Am. J. Respir. Cell Mol. Biol., Vol 11, No. 3, 09 1994, 270-278.
Suppression of in vivo tumorigenicity of human lung cancer cells by retrovirus-mediated transfer of the human tumor necrosis factor-alpha cDNA
SK Han, SL Brody and RG Crystal
Pulmonary Branch, National Heart, Lung, and Blood Institute, National Institutes of Health, Bethesda, Maryland 20892.
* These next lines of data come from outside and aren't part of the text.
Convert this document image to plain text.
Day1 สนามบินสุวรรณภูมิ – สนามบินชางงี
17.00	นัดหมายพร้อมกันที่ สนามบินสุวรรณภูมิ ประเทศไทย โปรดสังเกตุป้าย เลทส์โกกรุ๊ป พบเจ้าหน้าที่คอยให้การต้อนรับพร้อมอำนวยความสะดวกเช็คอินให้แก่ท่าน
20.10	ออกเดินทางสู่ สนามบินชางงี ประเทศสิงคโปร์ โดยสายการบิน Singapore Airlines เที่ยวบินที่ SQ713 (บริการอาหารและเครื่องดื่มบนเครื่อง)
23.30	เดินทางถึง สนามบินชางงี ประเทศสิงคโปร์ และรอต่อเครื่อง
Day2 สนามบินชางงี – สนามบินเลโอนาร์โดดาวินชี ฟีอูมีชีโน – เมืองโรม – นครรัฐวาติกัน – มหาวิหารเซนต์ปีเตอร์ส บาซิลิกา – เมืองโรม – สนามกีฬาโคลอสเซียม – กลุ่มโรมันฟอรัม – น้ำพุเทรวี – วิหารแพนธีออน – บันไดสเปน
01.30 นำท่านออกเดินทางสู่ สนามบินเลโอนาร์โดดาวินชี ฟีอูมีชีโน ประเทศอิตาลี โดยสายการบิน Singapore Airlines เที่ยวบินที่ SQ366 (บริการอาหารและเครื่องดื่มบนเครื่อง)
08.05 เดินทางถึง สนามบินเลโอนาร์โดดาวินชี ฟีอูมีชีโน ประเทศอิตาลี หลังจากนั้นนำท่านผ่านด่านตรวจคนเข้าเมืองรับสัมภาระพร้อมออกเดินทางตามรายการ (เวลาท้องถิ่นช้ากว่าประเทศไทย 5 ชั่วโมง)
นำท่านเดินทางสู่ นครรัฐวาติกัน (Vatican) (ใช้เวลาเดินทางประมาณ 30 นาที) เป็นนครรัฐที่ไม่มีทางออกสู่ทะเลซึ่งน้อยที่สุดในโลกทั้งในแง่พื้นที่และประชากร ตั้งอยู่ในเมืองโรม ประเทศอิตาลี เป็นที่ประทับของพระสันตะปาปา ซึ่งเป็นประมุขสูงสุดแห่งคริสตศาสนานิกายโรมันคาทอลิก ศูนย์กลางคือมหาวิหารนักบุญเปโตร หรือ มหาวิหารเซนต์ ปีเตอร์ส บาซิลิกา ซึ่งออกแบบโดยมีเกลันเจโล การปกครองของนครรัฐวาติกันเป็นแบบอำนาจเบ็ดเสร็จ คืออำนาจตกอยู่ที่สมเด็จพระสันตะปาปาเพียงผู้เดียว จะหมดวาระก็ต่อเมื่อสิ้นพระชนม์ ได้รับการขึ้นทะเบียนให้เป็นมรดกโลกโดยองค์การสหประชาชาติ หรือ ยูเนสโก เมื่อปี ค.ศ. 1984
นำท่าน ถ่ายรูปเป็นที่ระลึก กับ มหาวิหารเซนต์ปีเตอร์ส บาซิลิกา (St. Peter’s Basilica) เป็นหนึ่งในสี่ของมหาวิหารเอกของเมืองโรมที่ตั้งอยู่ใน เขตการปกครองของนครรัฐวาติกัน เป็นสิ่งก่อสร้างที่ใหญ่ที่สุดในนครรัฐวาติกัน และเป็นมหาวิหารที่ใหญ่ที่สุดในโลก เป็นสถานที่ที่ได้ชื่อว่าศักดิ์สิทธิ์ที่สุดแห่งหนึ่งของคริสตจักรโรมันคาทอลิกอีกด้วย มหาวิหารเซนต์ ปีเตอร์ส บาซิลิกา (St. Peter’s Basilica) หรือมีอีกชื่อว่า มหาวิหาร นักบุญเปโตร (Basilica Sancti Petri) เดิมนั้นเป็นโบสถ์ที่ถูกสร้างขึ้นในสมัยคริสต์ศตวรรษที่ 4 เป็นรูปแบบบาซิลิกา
The clinical use of tumor necrosis factor-alpha (TNF) is constrained by
tumor cell resistance and systemic toxicity. Based on observations with
murine tumors, we hypothesized that induction of local TNF production by
the tumor may suppress growth of human cancer cells. To evaluate this, a
human TNF cDNA was transferred to human lung cancer cell lines in vitro
using a retrovirus vector to produce TNF cDNA-modified cell lines secreting
TNF. In vitro cell growth was similar for parental and modified cells. All
cells were resistant to TNF. The in vivo tumorigenicity of parental and
modified cells was compared in nude mice. Animals injected subcutaneously
with parental cells uniformly developed tumors. Tumor growth was markedly
less for all modified cells, and this suppression of tumor development was
reversed by anti- TNF antibody administration. Animals injected with a
mixture of 50% modified and 50% parental cells or parental cell tumors
injected with modified cells had decreased tumor growth, demonstrating that
modified cells could suppress tumorigenicity. These data suggest that TNF
can induce antitumor defenses to suppress in vivo human tumor cell growth
and provide a rationale for transferring the human TNF cDNA directly to
malignant cells for the therapy of human lung cancer.